# 🧬 Protein Hash

> **Semantic code fingerprinting - see the soul of code, not just bytes**

[![npm version](https://img.shields.io/npm/v/@s0fractal/protein-hash.svg)](https://www.npmjs.com/package/@s0fractal/protein-hash)
[![CI](https://github.com/s0fractal/protein-hash/actions/workflows/ci.yml/badge.svg)](https://github.com/s0fractal/protein-hash/actions/workflows/ci.yml)
[![License: MIT](https://img.shields.io/badge/License-MIT-blue.svg)](https://opensource.org/licenses/MIT)
[![Resonance](https://img.shields.io/badge/Resonance-432Hz-purple.svg)](https://github.com/s0fractal/protein-hash)
[![PRs Welcome](https://img.shields.io/badge/PRs-welcome-brightgreen.svg)](CONTRIBUTING.md)
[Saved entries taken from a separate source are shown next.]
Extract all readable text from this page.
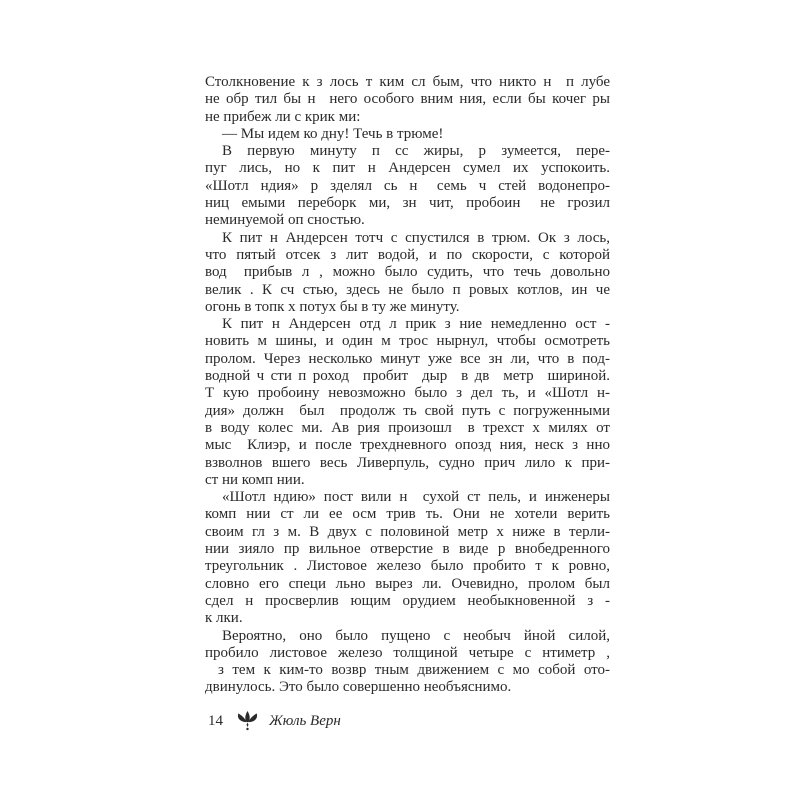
Столкновение к з лось т ким сл бым, что никто н  п лубе
не обр тил бы н  него особого вним ния, если бы кочег ры
не прибеж ли с крик ми:
— Мы идем ко дну! Течь в трюме!
В первую минуту п сс жиры, р зумеется, пере-
пуг лись, но к пит н Андерсен сумел их успокоить.
«Шотл ндия» р зделял сь н  семь ч стей водонепро-
ниц емыми переборк ми, зн чит, пробоин  не грозил
неминуемой оп сностью.
К пит н Андерсен тотч с спустился в трюм. Ок з лось,
что пятый отсек з лит водой, и по скорости, с которой
вод  прибыв л , можно было судить, что течь довольно
велик . К сч стью, здесь не было п ровых котлов, ин че
огонь в топк х потух бы в ту же минуту.
К пит н Андерсен отд л прик з ние немедленно ост -
новить м шины, и один м трос нырнул, чтобы осмотреть
пролом. Через несколько минут уже все зн ли, что в под-
водной ч сти п роход  пробит  дыр  в дв  метр  шириной.
Т кую пробоину невозможно было з дел ть, и «Шотл н-
дия» должн  был  продолж ть свой путь с погруженными
в воду колес ми. Ав рия произошл  в трехст х милях от
мыс  Клиэр, и после трехдневного опозд ния, неск з нно
взволнов вшего весь Ливерпуль, судно прич лило к при-
ст ни комп нии.
«Шотл ндию» пост вили н  сухой ст пель, и инженеры
комп нии ст ли ее осм трив ть. Они не хотели верить
своим гл з м. В двух с половиной метр х ниже в терли-
нии зияло пр вильное отверстие в виде р внобедренного
треугольник . Листовое железо было пробито т к ровно,
словно его специ льно вырез ли. Очевидно, пролом был
сдел н просверлив ющим орудием необыкновенной з -
к лки.
Вероятно, оно было пущено с необыч йной силой,
пробило листовое железо толщиной четыре с нтиметр ,
з тем к ким-то возвр тным движением с мо собой ото-
двинулось. Это было совершенно необъяснимо.
14	Жюль Верн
## 🌀 Revolutionary Concept

Traditional hashing sees code as bytes. **Protein Hash sees code as structure.**

Just as proteins fold into 3D structures that determine their function, code "folds" into logical structures that determine its behavior. Protein Hash captures this **semantic fingerprint**.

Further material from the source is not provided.